— Понял! — сверкнул очками Эдди и отошел к стойке, где буфетчица громко откупоривала вино.
— «Урал, наш кормилец, поилец ты наш, — потихоньку начал я песню Ильи, — хотя ты не больно высок; процентов, наверное, на пятьдесят здоровья ты нам сберег…»
— Где он? — прошептала Антошка. — Почему он не с тобой?
— Процентов, наверное, на пятьдесят здоровья ты ним сберег!..
— Прошу! — Эдди поставил на столик коньяк и небрежно швырнул шоколад.
— «Урал, наш поилец, кормилец ты наш!» — тихо протянула Антошка и не отрываясь смотрит на меня, словно пытается проникнуть в неспокойную и мутную мою душу.
— Самородные барды? — едва уловимо усмехнулся Эдди. — Вы знаете, Алексей, перед отъездом сюда она нею неделю напевала эту песенку. И еще «перекаты… перекаты».
И тут ее запели в дальнем углу буфета, запели тихо, хрипло и без бравады: «Все перекаты… все перекаты… послать бы их по адресу, на это мес-то уж не-ту кар-ты… бредем вперед по абрису».
Это тоже песня Ильи, он ее пел вслед за «Уралом-кормильцем». Бредем вперед по абрису… здоровья процентов на пятьдесят, обледенелая река, манси у костра, шквальный ветер.
— Где он? — дотронулась до плеча Антошка, и ее рука легка и нежна. — Он не пришел? Не захотел прийти? Ему некогда или он болен? — она сжимает мое плечо, а в глазах уже не тревога, а боль.
— Его нет, Антошка! — тихо снимаю с плеча ее руку. — Его больше никогда не будет. Вакансия!
Эдди взглянул в лицо Антошки, поднялся и незаметно вышел. Ревет джаз. Растекается чей-то счастливый смех. Может быть, он загасил тонкий Антошкин вскрик.
— Я не плачу… нет… не плачу, — голос ее бесцветен и ломается, как высохший ягель. — Я ведь ехала к нему, Алеша, — глаза прозрачно сухи. — Не успела. Я приду к тебе потом… когда найду силы. Иду…
— Иди! — Что я ей могу сказать? Откуда мне знать — каким в ней живет Илья?
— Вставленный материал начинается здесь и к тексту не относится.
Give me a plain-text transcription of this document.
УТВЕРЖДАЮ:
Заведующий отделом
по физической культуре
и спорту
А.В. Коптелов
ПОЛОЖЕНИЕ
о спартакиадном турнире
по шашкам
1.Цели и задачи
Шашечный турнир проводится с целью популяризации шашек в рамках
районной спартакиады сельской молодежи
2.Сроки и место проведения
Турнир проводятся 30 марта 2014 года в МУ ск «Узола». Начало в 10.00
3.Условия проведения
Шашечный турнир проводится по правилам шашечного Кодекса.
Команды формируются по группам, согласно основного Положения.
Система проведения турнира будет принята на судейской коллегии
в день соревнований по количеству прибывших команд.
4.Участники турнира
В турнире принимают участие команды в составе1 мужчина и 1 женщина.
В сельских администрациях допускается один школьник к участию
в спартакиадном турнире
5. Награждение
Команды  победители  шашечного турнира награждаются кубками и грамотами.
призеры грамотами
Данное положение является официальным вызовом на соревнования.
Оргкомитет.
Сколько ему там обозначено жить? И на какой глубине он живет в ней… — Иди, Антошка!
— У кого же мне вымолить прощение? — выдохнула Антошка. — Он остался бы жив, если бы я была рядом…
— Брось! — кричу я ей в лицо. — Верить в изначальное зло — все равно что верить в дьявола. Брось, Антошка!
Я остался один в переполненном, гудящем буфете. Выключил себя — ничего не слышу, кроме гула, ничего не вижу, кроме толпы.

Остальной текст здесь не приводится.